ADDENDUM: ( Barry S. Schwabsky review of Umberto Eco, The Name of the Rose )
…At the moral and political level William’s methodological openness and pluralism correspond to a spirit of tolerance and skepticism which is nevertheless pessimistic about the possibility of achieving a just social order. Any ordered social entity, William reasons, has a center and a periphery, and this produces an antagonism which is mutually corrupting.
Saint Francis realized this, and his first decision was to go out and live among the lepers. The people of God cannot be changed until the outcasts are restored to its body Francis didn’t succeed, and I say it with great bitterness. To recover the outcasts he had to act within the church, to act within the church he had to obtain the recognition of his rule, from which an order would emerge, and this order, as it emerged, would recompose the image of a circle, at whose margin the outcasts would remain.

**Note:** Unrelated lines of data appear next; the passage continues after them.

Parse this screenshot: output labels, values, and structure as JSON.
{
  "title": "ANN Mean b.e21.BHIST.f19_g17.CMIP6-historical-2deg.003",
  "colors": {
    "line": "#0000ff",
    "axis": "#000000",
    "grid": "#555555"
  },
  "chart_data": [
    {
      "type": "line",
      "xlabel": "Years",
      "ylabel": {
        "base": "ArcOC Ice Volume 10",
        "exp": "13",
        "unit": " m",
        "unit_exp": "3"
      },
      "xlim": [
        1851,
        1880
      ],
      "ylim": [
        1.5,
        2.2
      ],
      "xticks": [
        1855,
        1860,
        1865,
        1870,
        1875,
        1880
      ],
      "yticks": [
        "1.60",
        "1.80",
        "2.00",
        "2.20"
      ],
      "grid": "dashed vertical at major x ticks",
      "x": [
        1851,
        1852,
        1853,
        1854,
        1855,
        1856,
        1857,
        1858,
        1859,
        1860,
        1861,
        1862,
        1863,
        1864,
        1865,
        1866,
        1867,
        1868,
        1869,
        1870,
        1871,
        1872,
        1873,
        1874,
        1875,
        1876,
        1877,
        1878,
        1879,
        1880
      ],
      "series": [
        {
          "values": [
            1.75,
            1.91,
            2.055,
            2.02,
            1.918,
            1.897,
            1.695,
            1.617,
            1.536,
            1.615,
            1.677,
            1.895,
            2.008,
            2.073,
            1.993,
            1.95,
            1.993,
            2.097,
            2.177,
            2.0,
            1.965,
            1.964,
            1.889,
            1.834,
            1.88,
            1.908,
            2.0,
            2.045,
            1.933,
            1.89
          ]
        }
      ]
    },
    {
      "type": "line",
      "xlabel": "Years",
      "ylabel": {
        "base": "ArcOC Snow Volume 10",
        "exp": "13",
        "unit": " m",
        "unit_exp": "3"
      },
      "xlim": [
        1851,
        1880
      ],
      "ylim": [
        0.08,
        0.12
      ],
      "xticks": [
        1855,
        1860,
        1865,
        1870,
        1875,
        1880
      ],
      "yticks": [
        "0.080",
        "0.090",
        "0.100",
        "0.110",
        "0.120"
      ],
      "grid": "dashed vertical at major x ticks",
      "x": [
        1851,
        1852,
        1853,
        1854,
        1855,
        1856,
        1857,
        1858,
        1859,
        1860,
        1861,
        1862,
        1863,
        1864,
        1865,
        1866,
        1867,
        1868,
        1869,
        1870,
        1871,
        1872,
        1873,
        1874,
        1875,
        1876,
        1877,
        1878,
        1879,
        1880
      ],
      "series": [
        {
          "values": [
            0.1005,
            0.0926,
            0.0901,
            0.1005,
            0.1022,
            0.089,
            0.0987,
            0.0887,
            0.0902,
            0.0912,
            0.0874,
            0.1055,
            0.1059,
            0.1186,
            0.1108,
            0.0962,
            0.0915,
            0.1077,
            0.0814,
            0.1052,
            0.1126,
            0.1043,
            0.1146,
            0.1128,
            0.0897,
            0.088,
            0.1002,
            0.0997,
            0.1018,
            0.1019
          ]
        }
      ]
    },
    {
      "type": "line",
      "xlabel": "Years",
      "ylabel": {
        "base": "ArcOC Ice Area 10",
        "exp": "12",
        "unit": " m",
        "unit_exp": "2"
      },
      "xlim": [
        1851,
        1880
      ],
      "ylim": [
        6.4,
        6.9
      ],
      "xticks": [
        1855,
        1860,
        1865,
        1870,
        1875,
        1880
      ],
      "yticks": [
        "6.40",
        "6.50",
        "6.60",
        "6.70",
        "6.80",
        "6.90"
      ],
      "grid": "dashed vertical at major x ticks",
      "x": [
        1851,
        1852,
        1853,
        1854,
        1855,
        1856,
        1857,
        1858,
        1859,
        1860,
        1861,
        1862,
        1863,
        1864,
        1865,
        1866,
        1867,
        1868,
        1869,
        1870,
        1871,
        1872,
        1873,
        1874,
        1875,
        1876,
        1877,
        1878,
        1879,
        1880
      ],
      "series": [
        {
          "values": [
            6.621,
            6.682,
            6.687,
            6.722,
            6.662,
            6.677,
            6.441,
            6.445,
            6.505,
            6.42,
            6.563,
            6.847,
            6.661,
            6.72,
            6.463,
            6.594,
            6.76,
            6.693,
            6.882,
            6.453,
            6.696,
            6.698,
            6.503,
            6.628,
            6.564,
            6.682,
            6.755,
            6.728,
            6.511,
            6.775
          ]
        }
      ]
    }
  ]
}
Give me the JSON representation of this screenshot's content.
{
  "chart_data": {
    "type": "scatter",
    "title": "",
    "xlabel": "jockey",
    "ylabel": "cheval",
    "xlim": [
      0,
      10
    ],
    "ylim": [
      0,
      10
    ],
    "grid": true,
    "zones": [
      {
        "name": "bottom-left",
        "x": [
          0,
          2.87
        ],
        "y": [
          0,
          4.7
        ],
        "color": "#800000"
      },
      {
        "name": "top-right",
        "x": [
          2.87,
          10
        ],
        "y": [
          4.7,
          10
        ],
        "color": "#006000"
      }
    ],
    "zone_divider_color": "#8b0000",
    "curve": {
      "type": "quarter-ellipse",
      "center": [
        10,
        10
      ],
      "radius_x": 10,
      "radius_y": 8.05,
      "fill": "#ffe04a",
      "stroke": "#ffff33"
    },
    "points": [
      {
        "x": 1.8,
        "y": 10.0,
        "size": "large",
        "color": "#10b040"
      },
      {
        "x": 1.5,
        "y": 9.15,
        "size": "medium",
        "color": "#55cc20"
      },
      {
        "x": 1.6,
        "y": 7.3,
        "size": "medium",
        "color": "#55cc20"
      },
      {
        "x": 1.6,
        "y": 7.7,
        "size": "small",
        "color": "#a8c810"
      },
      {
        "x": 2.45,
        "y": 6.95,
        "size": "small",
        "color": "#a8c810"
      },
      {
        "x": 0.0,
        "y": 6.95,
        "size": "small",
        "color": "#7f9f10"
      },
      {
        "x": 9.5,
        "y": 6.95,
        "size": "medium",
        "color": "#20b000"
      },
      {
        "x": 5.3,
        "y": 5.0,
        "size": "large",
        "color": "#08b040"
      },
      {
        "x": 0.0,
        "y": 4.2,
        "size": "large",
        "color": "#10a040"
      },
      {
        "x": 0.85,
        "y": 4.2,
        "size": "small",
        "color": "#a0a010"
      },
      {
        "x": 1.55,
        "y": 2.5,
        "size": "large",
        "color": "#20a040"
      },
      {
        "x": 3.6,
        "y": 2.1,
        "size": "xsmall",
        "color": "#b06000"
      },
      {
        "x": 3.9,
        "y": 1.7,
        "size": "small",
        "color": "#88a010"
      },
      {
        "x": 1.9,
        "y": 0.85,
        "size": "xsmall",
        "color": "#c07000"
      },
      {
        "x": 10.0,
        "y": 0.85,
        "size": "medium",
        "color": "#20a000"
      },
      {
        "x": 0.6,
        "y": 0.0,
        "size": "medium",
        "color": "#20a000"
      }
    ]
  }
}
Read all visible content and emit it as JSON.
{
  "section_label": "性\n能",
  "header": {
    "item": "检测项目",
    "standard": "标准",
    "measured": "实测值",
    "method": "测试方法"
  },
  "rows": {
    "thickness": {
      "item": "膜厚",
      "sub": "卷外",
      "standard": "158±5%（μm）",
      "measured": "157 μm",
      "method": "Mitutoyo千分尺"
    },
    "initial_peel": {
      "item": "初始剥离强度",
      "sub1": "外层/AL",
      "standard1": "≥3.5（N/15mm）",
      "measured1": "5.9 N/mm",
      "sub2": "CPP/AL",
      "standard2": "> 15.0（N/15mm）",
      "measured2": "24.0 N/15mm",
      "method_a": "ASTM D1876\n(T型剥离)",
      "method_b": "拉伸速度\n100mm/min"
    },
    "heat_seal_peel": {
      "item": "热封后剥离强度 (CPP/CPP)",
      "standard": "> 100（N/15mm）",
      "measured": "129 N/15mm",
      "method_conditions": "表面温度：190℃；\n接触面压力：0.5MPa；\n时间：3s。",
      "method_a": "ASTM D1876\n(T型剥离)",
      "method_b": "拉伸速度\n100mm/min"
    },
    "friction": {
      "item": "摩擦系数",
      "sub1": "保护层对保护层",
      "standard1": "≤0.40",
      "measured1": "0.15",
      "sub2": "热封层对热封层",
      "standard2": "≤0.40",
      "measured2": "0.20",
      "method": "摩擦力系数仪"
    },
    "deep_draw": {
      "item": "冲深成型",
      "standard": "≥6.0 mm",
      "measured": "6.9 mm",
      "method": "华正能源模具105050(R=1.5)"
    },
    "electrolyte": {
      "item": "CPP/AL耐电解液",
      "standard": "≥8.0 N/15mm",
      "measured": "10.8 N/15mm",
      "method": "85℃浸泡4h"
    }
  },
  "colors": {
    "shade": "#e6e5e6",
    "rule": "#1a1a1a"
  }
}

The outcasts, the “lepers,” are always ripe for heretical movements. But what matters in their heresies is not the doctrinal content for which the Church condemns them; the marginal are ready to hear any doctrine as long as it promises that those at the center, the privileged, the powerful, will be punished. Therefore, “every battle against heresy wants only this: to keep the leper as he is.” William denies that the heresies have any progressive impetus; they merely exacerbate the division they seek to overcome, but at the same time he affirms the reactionary and hypocritical nature of the effort to put them down. He has no solution of his own to offer, but he does possess a lucid awareness of the problem and of the fact that no solution offers itself yet. Certainly he is aware that his own vague faith in science and democracy does not suffice. William’s attitude is a compound of pessimism and hope, skepticism and perseverance. It is the kind of attitude that makes it possible to survive historic disappointments without cynicism.